Tourists Vs. Travelers

After a conversation with several co-workers today, we realized that there are only two kinds of people who come to Hawaii. It's very easy to tell who belongs to which group...

A tourist never thinks he's a tourist. A tourist thinks he is directly related to God. A tourist sees any place he goes to visit as his play ground. The place he has chosen to visit is strictly his playground, and anything more is an abomination to him.

He will seclude himself to only a few comfortable areas, and cannot be bothered to explore anything outside of his direct comfort zone.

Since the tourist sees his destination as something that exists purely for his amusement, he has no respect for the time of anyone else (even other tourists), the feelings of anyone else, the cleanliness of anyone's space or property, or the fact that he is an outsider in another person's home.

Now, this means that a tourist will only really encounter people in some kind of "service" industry. And those people, to him, no matter how he encounters them, exist to serve him. If a tourist encountered me (a stranger) in public, and asked me a question for which I did not provide an appropriate answer, I'd probably get lots of expletives and the finger.

Then there are Travelers. I love Travelers:

The Traveler is a person with a true love for life. The traveler wants to really experience every drop of the world around him that he can fit into a single lifetime. The traveler sees every person he encounters, whether in the service industry or not, as a fellow brother in his global family. He treats just about everyone that way, too. When it comes to really experiencing a new culture, he is in it to win it.

The traveler doesn't care how dirty he gets, how messy his burger is, or whether or not he and his wife have matching aloha shirts on. He will never be rude at dinner, and will try any of the local fare offered to him, no matter how odd looking or smelly. He sees brush-ups with danger as an exhilarating opportunity that will give him great stories to tell his kids.

A traveler, though usually less financially endowed than a tourist, doesn't act like a cheap jerk. He doesn't complain about the price of rental gear, food, or transportation. He doesn't try to get freebies. He's just in it for the ride, and if he can afford the tools to enhance his experience, he probably won't think twice about it.

The traveler knows no strangers, and makes friends with just about everyone he encounters.

Friday, June 11, 2010

When Vog Changes Things

There are many things I love about kona. One, I love that EVERYONE pulls over for emergency vehicles. Aloha spirit is a team effort thing: if someone needs help everyone helps by not slowing things down.

Things I don't like: vog, vog, and vog.

When I get up for an AM shift, before the wind pulls he sulfur gas over here. Kona is beautiful. A big mountain covered in green, up against an open seascape. You can see every kind of tropical bird or plant.

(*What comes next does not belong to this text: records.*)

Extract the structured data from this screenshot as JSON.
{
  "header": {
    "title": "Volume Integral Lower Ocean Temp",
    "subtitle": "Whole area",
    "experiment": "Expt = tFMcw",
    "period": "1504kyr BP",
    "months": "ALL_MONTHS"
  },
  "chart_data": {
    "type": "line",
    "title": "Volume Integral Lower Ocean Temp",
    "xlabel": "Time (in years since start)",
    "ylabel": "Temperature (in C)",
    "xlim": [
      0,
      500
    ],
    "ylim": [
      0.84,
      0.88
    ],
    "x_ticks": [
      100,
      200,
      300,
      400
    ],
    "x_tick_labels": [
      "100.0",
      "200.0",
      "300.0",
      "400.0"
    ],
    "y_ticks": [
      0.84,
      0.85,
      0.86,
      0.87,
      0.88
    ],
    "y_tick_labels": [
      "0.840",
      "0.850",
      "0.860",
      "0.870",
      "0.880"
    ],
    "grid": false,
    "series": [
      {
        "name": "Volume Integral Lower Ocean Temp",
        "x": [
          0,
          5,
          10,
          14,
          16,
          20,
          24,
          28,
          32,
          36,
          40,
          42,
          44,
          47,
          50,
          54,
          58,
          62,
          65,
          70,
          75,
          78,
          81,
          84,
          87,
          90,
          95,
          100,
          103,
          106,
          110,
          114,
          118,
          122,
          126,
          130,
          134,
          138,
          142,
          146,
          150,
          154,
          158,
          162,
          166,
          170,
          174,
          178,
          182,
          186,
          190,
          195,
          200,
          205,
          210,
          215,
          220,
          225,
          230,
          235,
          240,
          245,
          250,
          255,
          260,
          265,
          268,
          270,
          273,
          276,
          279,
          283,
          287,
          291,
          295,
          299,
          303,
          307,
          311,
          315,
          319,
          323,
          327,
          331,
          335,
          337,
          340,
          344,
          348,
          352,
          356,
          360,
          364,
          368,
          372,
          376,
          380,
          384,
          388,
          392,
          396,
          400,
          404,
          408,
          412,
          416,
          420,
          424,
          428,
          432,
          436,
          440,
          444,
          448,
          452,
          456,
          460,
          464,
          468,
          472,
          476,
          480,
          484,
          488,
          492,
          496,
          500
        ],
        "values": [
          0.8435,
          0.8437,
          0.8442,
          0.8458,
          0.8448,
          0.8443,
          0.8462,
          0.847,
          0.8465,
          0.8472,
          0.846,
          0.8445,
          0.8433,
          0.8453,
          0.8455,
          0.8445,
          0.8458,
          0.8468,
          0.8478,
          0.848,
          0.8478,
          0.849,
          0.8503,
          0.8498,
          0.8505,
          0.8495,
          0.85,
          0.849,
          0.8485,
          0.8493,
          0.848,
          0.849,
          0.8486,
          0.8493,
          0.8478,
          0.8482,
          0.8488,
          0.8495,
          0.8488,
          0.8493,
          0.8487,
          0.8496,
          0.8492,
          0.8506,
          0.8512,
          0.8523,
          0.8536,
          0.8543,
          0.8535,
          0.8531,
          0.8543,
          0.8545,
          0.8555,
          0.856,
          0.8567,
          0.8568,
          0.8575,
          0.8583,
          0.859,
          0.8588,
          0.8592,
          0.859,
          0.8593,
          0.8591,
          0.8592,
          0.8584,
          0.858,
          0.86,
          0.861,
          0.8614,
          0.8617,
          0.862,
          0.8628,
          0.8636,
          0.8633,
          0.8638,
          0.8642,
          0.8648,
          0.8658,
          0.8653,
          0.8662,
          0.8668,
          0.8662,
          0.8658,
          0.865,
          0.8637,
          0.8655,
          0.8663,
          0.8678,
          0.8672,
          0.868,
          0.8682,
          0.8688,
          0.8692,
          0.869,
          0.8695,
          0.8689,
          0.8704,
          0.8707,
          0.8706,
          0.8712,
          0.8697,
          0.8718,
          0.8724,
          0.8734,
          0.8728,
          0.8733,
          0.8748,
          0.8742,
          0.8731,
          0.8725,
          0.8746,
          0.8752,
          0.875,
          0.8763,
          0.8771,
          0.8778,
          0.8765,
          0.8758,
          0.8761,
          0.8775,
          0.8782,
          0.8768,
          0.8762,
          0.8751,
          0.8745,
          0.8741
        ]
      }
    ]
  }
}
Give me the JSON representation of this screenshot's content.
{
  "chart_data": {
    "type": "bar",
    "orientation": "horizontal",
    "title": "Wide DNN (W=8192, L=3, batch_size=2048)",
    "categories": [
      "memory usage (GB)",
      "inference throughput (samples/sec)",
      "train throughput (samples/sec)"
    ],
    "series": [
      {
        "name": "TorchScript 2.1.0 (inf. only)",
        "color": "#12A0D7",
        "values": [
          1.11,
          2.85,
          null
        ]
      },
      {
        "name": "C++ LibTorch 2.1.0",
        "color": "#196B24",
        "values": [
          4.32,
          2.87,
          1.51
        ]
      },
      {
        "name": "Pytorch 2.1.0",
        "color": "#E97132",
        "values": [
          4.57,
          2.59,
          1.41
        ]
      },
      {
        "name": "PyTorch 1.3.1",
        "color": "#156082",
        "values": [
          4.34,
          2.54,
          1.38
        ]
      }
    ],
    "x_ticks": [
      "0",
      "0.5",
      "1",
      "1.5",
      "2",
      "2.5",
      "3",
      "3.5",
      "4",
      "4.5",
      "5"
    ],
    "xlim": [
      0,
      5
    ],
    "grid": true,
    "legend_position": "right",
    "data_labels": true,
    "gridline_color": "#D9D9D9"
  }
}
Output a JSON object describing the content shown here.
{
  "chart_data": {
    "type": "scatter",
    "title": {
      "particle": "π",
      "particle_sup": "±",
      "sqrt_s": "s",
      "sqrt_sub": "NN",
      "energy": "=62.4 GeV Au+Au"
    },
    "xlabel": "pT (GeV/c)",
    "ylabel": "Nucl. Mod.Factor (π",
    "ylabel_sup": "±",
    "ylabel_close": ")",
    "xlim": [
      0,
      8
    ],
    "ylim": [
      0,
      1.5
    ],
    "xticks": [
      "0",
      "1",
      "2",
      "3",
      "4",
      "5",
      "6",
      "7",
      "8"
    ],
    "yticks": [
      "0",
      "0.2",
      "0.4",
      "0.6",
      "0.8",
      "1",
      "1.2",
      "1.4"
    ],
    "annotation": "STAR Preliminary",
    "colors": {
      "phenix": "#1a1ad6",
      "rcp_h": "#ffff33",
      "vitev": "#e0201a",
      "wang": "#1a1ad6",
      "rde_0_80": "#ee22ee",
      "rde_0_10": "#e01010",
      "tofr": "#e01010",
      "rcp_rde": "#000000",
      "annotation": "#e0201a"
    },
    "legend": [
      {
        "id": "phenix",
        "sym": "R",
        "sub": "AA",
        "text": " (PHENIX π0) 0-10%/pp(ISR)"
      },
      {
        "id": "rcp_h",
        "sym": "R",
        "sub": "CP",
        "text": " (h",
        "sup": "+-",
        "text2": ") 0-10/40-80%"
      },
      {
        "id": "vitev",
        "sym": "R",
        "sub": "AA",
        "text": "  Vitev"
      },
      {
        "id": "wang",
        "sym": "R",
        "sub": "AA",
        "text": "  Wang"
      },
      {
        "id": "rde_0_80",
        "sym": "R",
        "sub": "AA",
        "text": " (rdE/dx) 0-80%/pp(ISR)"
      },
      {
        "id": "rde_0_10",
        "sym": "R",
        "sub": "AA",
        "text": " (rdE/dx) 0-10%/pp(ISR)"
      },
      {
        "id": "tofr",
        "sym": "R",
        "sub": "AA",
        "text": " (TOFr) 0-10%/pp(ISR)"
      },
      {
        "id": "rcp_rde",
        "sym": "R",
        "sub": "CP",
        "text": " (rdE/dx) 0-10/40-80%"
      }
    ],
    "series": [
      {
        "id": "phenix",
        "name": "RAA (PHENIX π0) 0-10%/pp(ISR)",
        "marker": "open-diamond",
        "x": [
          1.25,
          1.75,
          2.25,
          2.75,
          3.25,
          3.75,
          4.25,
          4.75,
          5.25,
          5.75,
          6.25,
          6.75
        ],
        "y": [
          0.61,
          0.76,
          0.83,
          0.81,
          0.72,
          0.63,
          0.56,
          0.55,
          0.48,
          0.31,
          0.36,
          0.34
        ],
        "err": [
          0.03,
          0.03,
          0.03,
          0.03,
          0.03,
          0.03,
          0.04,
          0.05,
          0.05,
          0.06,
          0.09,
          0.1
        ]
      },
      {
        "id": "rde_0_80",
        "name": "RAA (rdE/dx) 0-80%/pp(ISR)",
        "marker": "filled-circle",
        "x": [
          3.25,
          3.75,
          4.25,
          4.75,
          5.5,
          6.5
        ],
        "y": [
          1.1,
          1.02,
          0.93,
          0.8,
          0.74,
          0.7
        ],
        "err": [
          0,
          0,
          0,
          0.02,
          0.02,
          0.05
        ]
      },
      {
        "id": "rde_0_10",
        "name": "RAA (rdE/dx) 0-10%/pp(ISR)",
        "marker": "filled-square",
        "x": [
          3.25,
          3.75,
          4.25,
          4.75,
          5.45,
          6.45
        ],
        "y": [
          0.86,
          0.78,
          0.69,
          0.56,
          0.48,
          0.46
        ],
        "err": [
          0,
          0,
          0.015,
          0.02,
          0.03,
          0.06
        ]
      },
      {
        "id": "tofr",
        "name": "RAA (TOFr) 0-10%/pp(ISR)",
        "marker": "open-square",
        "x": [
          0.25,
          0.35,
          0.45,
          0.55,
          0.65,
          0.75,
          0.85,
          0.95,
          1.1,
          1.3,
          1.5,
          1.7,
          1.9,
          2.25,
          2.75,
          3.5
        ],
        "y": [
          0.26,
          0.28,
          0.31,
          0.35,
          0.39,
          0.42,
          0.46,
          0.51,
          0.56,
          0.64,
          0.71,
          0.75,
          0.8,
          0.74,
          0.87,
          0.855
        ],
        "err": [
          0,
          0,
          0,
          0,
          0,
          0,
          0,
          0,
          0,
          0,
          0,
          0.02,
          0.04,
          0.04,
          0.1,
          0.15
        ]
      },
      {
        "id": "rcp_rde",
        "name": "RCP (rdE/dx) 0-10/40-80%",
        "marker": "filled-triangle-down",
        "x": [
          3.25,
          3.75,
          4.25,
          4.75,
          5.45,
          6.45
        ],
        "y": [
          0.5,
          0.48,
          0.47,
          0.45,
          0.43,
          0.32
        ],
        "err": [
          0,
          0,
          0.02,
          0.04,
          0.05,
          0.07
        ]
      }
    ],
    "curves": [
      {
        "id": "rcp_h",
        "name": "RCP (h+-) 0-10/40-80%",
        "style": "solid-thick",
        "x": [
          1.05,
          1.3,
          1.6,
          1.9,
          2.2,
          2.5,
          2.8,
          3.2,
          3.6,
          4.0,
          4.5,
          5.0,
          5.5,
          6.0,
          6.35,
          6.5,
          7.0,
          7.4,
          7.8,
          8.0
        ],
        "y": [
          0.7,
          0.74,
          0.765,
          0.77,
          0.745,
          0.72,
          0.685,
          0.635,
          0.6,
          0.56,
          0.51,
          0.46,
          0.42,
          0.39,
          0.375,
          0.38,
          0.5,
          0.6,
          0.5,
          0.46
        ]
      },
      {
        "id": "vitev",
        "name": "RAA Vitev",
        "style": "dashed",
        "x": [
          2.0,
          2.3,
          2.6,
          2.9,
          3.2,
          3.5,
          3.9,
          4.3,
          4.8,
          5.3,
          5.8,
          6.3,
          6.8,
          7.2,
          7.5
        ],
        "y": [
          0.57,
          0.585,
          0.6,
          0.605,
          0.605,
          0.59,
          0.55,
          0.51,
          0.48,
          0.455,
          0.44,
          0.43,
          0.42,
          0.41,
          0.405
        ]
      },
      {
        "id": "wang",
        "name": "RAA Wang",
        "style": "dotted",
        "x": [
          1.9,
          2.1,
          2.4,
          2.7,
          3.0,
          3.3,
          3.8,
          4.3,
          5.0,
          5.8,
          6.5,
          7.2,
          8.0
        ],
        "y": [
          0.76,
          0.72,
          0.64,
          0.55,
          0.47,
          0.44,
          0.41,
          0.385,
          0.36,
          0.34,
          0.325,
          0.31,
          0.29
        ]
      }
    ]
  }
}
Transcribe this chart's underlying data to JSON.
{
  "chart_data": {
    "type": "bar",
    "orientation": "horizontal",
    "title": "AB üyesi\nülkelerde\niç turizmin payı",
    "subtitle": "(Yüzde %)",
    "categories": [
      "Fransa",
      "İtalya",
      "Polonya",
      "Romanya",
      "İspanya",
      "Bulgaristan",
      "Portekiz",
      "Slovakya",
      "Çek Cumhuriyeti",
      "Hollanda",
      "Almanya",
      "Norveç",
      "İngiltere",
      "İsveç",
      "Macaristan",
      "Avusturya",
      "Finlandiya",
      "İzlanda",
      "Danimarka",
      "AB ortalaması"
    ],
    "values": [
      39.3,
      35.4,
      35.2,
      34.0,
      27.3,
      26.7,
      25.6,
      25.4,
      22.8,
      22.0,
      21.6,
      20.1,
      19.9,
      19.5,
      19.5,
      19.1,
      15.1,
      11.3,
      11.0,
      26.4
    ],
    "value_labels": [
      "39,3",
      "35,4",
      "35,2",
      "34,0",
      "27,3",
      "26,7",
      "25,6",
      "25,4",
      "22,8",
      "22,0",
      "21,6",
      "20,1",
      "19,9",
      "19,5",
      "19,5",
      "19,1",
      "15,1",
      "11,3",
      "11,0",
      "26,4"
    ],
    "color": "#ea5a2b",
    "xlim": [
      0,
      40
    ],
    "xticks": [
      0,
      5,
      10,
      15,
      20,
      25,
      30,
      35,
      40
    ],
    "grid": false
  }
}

Truly lovely. But around 11 am the vog rolls in. Sometimes so thick it looks like a storm cloud hellbent on blocking out the sun (but trapping in heat). It changes Kona from a lush island to a fairly dark grey hill with almost no visibility.

Then, come 6 pm, it's beautiful again.

Now, it's not always like that. Some days it's clear round the clock. And sometimes it rolls in while we are sleeping.

The worst change it has made is to my health. Constant sore throat, shortness of breath, coughing stuff out.

Now. It started to spew from the volcano randomly. In the 80's. It could possibly stop all together one day.

The whole vog issue may change our minds about going through with buying a home in kona right now. On the downside, if a doctor can't help me, we'd be committed to living somewhere bad for my health. On the upside, if the vog decided to quit it's nastiness one day, I would be happy and healthy AND my home will triple in value.

Decisions decisions...

Guess it's a moot point for now til we hear from our #1, which is a short sale.


P.S.short sale is real estate jargon for "half of all eternity."